In a unanimous opinion, the Court made it clear that the Board of Regents as a whole is shielded from this kind of lawsuit, but individual Board members are not.
“Our decision today does not mean that citizens aggrieved by the unlawful conduct of public officers are without recourse. It means only that they must seek relief against such officers in their individual capacities,” Justice Harold Melton wrote for the Court.
D.A. King, an activist who campaigns for tougher illegal immigration laws, said he is unsurprised by the ruling.
“I am very happy to hear it, as I suspect real, legal immigrants who are here with legal status are as well,” he said in an email.
Background
This decision comes over a year after the lawsuit was filed in Fulton County Superior Court.
The lawsuit itself focuses on the difference between the words “lawful presence” and “lawful status.” The policy says that applicants must be “lawfully present” in the US to go to schools like UGA. The Department of Homeland Security says that students like Mendoza, who apply every two years to have their deportation delayed through a program called “Deferred Action for Childhood Arrivals” (DACA), are not unlawfully present.
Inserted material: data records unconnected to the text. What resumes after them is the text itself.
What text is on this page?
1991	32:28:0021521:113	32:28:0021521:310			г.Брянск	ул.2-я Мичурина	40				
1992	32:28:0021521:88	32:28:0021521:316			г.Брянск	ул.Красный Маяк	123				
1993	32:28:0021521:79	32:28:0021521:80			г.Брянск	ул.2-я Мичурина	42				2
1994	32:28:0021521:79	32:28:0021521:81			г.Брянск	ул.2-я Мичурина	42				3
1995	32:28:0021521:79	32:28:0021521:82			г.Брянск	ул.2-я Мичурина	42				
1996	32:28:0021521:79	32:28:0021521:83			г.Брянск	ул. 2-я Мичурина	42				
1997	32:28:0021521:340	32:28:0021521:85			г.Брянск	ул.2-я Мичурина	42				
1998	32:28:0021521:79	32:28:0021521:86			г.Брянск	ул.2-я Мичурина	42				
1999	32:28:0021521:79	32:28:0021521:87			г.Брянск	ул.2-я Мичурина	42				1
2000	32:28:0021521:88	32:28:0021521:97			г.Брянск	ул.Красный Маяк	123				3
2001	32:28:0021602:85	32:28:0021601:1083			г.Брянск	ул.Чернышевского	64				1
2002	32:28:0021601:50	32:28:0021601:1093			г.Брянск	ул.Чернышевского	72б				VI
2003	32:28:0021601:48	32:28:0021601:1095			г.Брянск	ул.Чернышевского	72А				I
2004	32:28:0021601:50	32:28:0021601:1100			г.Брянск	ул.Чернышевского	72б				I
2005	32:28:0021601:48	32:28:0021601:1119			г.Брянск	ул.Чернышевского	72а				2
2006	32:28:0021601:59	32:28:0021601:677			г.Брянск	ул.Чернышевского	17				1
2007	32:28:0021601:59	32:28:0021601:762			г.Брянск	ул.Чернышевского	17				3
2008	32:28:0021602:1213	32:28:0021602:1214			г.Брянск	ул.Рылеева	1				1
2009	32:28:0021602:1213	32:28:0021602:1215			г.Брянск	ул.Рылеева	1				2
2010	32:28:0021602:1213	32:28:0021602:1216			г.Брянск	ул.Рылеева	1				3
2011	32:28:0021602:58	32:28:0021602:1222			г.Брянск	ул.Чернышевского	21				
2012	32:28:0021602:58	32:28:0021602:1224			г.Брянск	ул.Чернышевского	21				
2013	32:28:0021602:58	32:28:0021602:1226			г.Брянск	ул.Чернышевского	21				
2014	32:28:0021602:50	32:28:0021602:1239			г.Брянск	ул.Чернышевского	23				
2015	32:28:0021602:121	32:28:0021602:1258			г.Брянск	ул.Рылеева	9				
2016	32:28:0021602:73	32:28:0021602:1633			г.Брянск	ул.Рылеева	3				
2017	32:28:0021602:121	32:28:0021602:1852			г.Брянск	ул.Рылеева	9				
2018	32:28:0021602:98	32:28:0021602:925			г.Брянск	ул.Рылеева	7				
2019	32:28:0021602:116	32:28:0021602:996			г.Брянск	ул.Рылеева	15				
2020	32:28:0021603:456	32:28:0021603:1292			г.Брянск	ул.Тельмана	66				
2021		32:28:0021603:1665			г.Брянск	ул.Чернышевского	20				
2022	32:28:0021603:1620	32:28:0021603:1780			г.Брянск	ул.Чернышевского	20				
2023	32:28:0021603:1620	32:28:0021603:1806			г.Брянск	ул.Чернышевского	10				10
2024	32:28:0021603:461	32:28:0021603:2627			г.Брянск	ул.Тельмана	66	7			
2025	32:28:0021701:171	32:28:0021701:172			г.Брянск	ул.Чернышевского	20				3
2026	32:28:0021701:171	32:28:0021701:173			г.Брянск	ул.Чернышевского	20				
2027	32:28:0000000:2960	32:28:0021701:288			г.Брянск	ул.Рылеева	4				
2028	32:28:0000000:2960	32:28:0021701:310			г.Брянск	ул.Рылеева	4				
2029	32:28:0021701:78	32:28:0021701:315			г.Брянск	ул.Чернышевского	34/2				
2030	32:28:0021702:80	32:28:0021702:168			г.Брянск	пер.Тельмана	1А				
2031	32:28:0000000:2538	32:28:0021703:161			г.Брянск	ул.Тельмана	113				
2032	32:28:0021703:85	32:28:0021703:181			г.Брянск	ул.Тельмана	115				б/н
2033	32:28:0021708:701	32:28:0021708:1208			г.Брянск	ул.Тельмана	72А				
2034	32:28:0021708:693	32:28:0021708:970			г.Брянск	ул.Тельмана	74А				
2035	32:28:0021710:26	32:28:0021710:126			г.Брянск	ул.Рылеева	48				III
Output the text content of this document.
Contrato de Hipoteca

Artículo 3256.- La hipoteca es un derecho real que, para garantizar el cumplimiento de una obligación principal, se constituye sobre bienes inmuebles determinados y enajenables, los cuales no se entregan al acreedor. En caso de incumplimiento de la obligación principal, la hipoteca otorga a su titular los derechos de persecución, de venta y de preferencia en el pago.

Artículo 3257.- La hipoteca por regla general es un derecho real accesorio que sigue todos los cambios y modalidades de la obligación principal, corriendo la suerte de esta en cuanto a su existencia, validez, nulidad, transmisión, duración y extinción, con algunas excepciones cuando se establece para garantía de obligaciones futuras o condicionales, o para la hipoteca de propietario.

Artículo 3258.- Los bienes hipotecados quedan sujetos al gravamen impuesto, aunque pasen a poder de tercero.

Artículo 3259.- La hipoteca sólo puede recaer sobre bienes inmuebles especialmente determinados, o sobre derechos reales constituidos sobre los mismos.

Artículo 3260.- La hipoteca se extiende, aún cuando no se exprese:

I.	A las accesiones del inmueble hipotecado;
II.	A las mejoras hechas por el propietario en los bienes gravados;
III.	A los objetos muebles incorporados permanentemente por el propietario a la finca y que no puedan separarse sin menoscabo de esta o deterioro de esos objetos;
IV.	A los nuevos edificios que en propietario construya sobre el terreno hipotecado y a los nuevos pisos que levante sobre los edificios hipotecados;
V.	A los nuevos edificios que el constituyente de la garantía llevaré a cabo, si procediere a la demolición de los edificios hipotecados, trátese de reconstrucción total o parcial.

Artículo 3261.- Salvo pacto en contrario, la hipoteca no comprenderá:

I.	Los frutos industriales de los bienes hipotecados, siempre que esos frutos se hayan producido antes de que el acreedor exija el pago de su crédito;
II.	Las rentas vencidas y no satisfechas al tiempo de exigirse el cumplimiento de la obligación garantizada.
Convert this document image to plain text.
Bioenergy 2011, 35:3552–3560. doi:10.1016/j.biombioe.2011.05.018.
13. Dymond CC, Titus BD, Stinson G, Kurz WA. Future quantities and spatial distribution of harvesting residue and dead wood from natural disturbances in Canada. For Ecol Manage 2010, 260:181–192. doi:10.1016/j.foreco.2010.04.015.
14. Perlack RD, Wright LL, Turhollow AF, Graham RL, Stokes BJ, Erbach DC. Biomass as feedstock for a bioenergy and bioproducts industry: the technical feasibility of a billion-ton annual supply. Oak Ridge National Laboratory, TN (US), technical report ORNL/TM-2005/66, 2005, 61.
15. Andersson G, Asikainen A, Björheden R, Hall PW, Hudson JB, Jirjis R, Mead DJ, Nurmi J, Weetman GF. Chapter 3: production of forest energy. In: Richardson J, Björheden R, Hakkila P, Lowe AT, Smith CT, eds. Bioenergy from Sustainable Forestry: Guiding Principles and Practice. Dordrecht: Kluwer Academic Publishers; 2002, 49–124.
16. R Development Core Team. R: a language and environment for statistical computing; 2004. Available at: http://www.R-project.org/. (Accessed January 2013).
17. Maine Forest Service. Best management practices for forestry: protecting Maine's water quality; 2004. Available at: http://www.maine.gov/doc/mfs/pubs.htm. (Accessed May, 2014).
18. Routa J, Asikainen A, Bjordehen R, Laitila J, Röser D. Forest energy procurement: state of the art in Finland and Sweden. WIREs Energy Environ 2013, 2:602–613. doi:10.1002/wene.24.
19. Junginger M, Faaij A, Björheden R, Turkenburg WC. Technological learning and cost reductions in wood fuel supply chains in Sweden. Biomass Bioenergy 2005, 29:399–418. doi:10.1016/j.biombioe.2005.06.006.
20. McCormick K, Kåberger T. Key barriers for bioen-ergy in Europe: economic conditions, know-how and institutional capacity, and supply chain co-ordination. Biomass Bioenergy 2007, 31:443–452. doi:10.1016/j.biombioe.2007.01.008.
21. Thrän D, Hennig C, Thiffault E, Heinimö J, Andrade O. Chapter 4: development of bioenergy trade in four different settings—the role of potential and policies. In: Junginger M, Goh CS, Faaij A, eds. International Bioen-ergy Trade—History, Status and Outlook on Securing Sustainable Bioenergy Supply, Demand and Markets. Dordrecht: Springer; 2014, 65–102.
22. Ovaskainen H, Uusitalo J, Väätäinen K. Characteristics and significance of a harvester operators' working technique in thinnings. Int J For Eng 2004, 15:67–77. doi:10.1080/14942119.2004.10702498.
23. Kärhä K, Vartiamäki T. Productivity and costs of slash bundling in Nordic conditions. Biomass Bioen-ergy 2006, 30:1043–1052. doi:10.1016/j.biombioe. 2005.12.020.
But, the Board released a memo saying they wouldn’t count DACA as lawful presence for admissions.
The ban applies to UGA, Georgia Tech, Georgia College & State University, Georgia State and the newly-renamed Augusta University.
Laws about admission to public universities differ greatly around the country.
In Alabama and South Carolina, undocumented students are banned from all public universities.
Georgia is the only state in the country that bans undocumented students from some of its universities, but not others.
By Dillon Richards and Matt Mataxas
Article has been updated throughout the day to add quotations. Matt Mataxas contributed reporting from Atlanta.